Dopo la bocciatura delle Olimpiadi, negli ambienti degli affaristi c’è il rischio di vedere sfumare tutto il business che ormai sentivano di avere già in tasca. Nel frattempo le carte sono arrivate in Regione e da allora è cominciato il ping-pong fra Regione e Comune, fatto di punzecchiamenti, accuse, annunci. Il progetto non piace a nessuno dei due ma nessuno si vuole prendere la responsabilità di essere il soggetto che prende la decisione finale, così è cominciato un passaggio del classico cerino acceso da una mano all’altra per vedere chi alla fine si brucerà. Il Comune potrebbe rivedere l’inesistente pubblica utilità e quindi annullare la delibera precedente, ma non lo fa, la Regione potrebbe a sua volta decidere che il progetto non sta in piedi e quindi bocciarlo, ma neanche lei lo fa. E quindi, per dirla in termini calcistici, entrambi fanno melina a centro campo.

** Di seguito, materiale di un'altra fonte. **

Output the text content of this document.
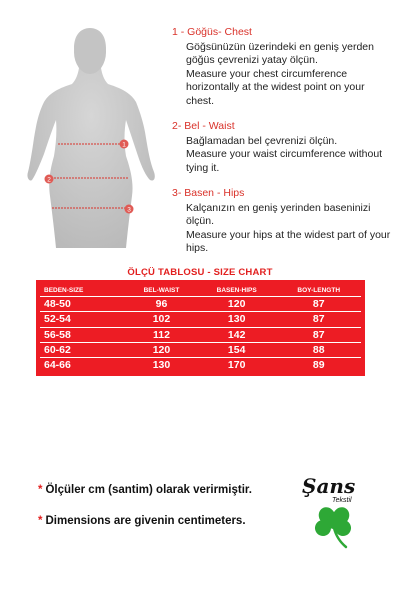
1
2
3
1 - Göğüs- Chest
Göğsünüzün üzerindeki en geniş yerden göğüs çevrenizi yatay ölçün.
Measure your chest circumference horizontally at the widest point on your chest.
2- Bel - Waist
Bağlamadan bel çevrenizi ölçün.
Measure your waist circumference without tying it.
3- Basen - Hips
Kalçanızın en geniş yerinden baseninizi ölçün.
Measure your hips at the widest part of your hips.
ÖLÇÜ TABLOSU - SIZE CHART
BEDEN-SIZE	BEL-WAIST	BASEN-HIPS	BOY-LENGTH
48-50	96	120	87
52-54	102	130	87
56-58	112	142	87
60-62	120	154	88
64-66	130	170	89
* Ölçüler cm (santim) olarak verirmiştir.
* Dimensions are givenin centimeters.
Şans
Tekstil
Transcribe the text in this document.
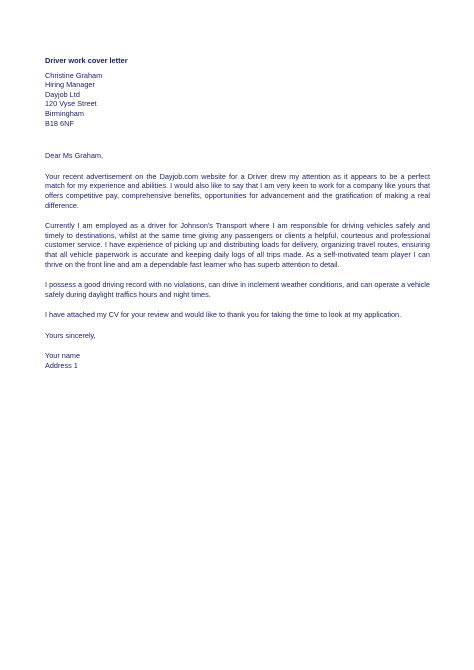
Driver work cover letter
Christine Graham
Hiring Manager
Dayjob Ltd
120 Vyse Street
Birmingham
B18 6NF

Dear Ms Graham,

Your recent advertisement on the Dayjob.com website for a Driver drew my attention as it appears to be a perfect match for my experience and abilities. I would also like to say that I am very keen to work for a company like yours that offers competitive pay, comprehensive benefits, opportunities for advancement and the gratification of making a real difference.

Currently I am employed as a driver for Johnson's Transport where I am responsible for driving vehicles safely and timely to destinations, whilst at the same time giving any passengers or clients a helpful, courteous and professional customer service. I have experience of picking up and distributing loads for delivery, organizing travel routes, ensuring that all vehicle paperwork is accurate and keeping daily logs of all trips made. As a self-motivated team player I can thrive on the front line and am a dependable fast learner who has superb attention to detail.

I possess a good driving record with no violations, can drive in inclement weather conditions, and can operate a vehicle safely during daylight traffics hours and night times.

I have attached my CV for your review and would like to thank you for taking the time to look at my application.

Yours sincerely,

Your name
Address 1
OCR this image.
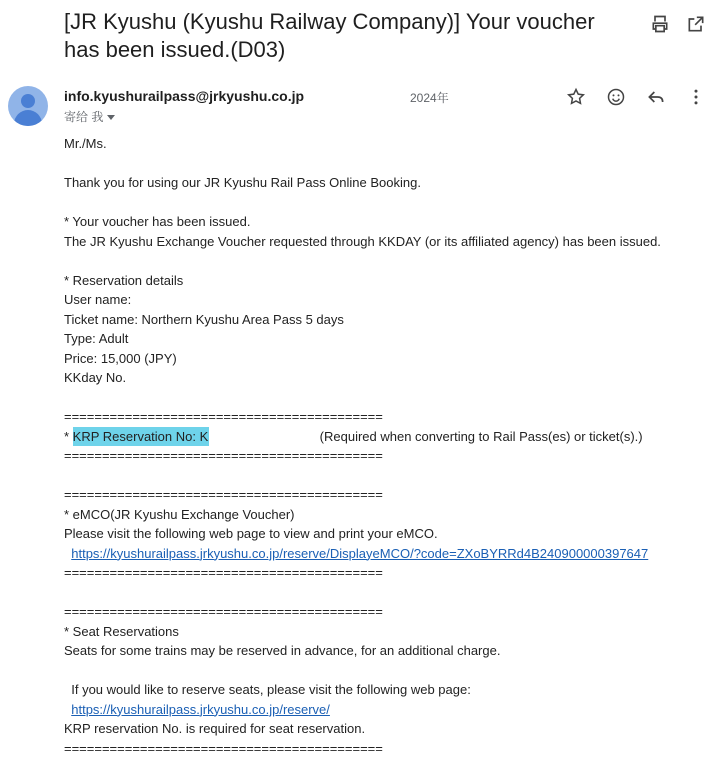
[JR Kyushu (Kyushu Railway Company)] Your voucher has been issued.(D03)
info.kyushurailpass@jrkyushu.co.jp
寄给 我
2024年
Mr./Ms.
Thank you for using our JR Kyushu Rail Pass Online Booking.
* Your voucher has been issued.
The JR Kyushu Exchange Voucher requested through KKDAY (or its affiliated agency) has been issued.
* Reservation details
User name:
Ticket name: Northern Kyushu Area Pass 5 days
Type: Adult
Price: 15,000 (JPY)
KKday No.
==========================================
* KRP Reservation No: K	(Required when converting to Rail Pass(es) or ticket(s).)
==========================================
==========================================
* eMCO(JR Kyushu Exchange Voucher)
Please visit the following web page to view and print your eMCO.
https://kyushurailpass.jrkyushu.co.jp/reserve/DisplayeMCO/?code=ZXoBYRRd4B240900000397647
==========================================
==========================================
* Seat Reservations
Seats for some trains may be reserved in advance, for an additional charge.
If you would like to reserve seats, please visit the following web page:
https://kyushurailpass.jrkyushu.co.jp/reserve/
KRP reservation No. is required for seat reservation.
==========================================
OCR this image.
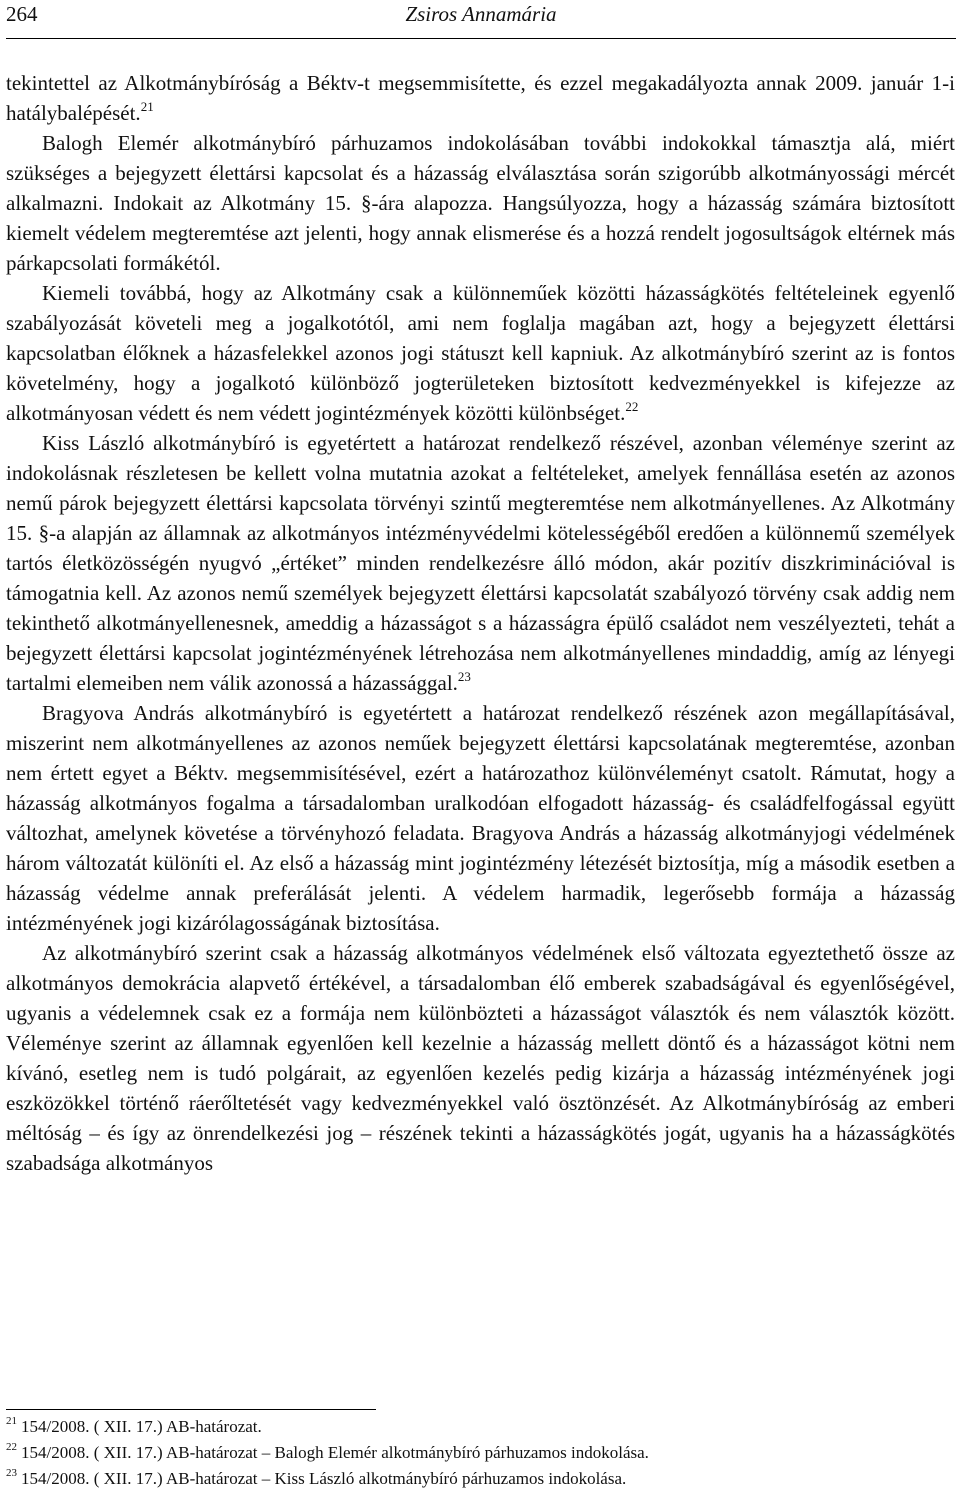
264	Zsiros Annamária

tekintettel az Alkotmánybíróság a Béktv-t megsemmisítette, és ezzel megakadályozta annak 2009. január 1-i hatálybalépését.$^{21}$

Balogh Elemér alkotmánybíró párhuzamos indokolásában további indokokkal támasztja alá, miért szükséges a bejegyzett élettársi kapcsolat és a házasság elválasztása során szigorúbb alkotmányossági mércét alkalmazni. Indokait az Alkotmány 15. §-ára alapozza. Hangsúlyozza, hogy a házasság számára biztosított kiemelt védelem megteremtése azt jelenti, hogy annak elismerése és a hozzá rendelt jogosultságok eltérnek más párkapcsolati formákétól.

Kiemeli továbbá, hogy az Alkotmány csak a különneműek közötti házasságkötés feltételeinek egyenlő szabályozását követeli meg a jogalkotótól, ami nem foglalja magában azt, hogy a bejegyzett élettársi kapcsolatban élőknek a házasfelekkel azonos jogi státuszt kell kapniuk. Az alkotmánybíró szerint az is fontos követelmény, hogy a jogalkotó különböző jogterületeken biztosított kedvezményekkel is kifejezze az alkotmányosan védett és nem védett jogintézmények közötti különbséget.$^{22}$

Kiss László alkotmánybíró is egyetértett a határozat rendelkező részével, azonban véleménye szerint az indokolásnak részletesen be kellett volna mutatnia azokat a feltételeket, amelyek fennállása esetén az azonos nemű párok bejegyzett élettársi kapcsolata törvényi szintű megteremtése nem alkotmányellenes. Az Alkotmány 15. §-a alapján az államnak az alkotmányos intézményvédelmi kötelességéből eredően a különnemű személyek tartós életközösségén nyugvó „értéket” minden rendelkezésre álló módon, akár pozitív diszkriminációval is támogatnia kell. Az azonos nemű személyek bejegyzett élettársi kapcsolatát szabályozó törvény csak addig nem tekinthető alkotmányellenesnek, ameddig a házasságot s a házasságra épülő családot nem veszélyezteti, tehát a bejegyzett élettársi kapcsolat jogintézményének létrehozása nem alkotmányellenes mindaddig, amíg az lényegi tartalmi elemeiben nem válik azonossá a házassággal.$^{23}$

Bragyova András alkotmánybíró is egyetértett a határozat rendelkező részének azon megállapításával, miszerint nem alkotmányellenes az azonos neműek bejegyzett élettársi kapcsolatának megteremtése, azonban nem értett egyet a Béktv. megsemmisítésével, ezért a határozathoz különvéleményt csatolt. Rámutat, hogy a házasság alkotmányos fogalma a társadalomban uralkodóan elfogadott házasság- és családfelfogással együtt változhat, amelynek követése a törvényhozó feladata. Bragyova András a házasság alkotmányjogi védelmének három változatát különíti el. Az első a házasság mint jogintézmény létezését biztosítja, míg a második esetben a házasság védelme annak preferálását jelenti. A védelem harmadik, legerősebb formája a házasság intézményének jogi kizárólagosságának biztosítása.

Az alkotmánybíró szerint csak a házasság alkotmányos védelmének első változata egyeztethető össze az alkotmányos demokrácia alapvető értékével, a társadalomban élő emberek szabadságával és egyenlőségével, ugyanis a védelemnek csak ez a formája nem különbözteti a házasságot választók és nem választók között. Véleménye szerint az államnak egyenlően kell kezelnie a házasság mellett döntő és a házasságot kötni nem kívánó, esetleg nem is tudó polgárait, az egyenlően kezelés pedig kizárja a házasság intézményének jogi eszközökkel történő ráerőltetését vagy kedvezményekkel való ösztönzését. Az Alkotmánybíróság az emberi méltóság – és így az önrendelkezési jog – részének tekinti a házasságkötés jogát, ugyanis ha a házasságkötés szabadsága alkotmányos

$^{21}$ 154/2008. ( XII. 17.) AB-határozat.
$^{22}$ 154/2008. ( XII. 17.) AB-határozat – Balogh Elemér alkotmánybíró párhuzamos indokolása.
$^{23}$ 154/2008. ( XII. 17.) AB-határozat – Kiss László alkotmánybíró párhuzamos indokolása.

Al municipio la situazione invece è addirittura Kafkiana. Sollecitata dal Comitato di Tor di Valle, la Commissione Urbanistica il 24 ottobre ha votato una mozione che, fra l’altro, impegnava il Presidente a “dichiarare la non sussistenza dei presupposti per la dichiarazione di pubblica interesse”. Sembrava fatta, e invece no. Il 2 novembre il Consiglio, a maggioranza M5S, dopo il dibattito approva una risoluzione (n° 27/16) molto più debole, in cui si invita il Presidente genericamente a chiedere al Comune di “verificare la sussistenza o meno dei presupposti per la dichiarazione di pubblico interesse” e la correttezza di tutto l’iter. Come si vede c’è una bella differenza fra le due prese di posizione, anche se la maggioranza oggi è dei “pentastellati” che quando erano opposizione si sono battuti coerentemente e fortemente contro l’operazione Business Park, ma oggi che sono al governo sembrano molto più timidi ed impacciati, sembra che abbiano il freno a mano tirato. Ma la cosa buffa non finisce qui.

 

Il PD quando era al governo al Comune e al Municipio ha incoraggiato in tutti i modi l’operazione Tor di Valle, anzi è stato lo strumento principale attraverso cui i famelici costruttori hanno ottenuto il via libera, oggi che è all’opposizione pare abbia cambiato pelle. Al municipio ha presentato un emendamento che chiedeva la revoca della pubblica utilità concessa (da loro stessi) due anni fa, ma la maggioranza grillina l’ha bocciata! Che dire? Ora che non governano più sono rinsaviti all’improvviso? Oppure sotto c’è qualche trappola che noi umani non vediamo? Bizzarrie della politica? Gioco delle parti? Schizofrenia? Chi più ne ha più ne metta! C’è malafede? Probabilmente si può parlare di schizofrenia politica o di biechi calcoli, poiché l’ex Presidente Santoro dopo aver votato per la revoca della pubblica utilità pochi giorni dopo cambiava di nuovo idea ed assieme all’ex presidente del municipio 11 chiedeva di procedere con il progetto. Mah! Che fenomeni!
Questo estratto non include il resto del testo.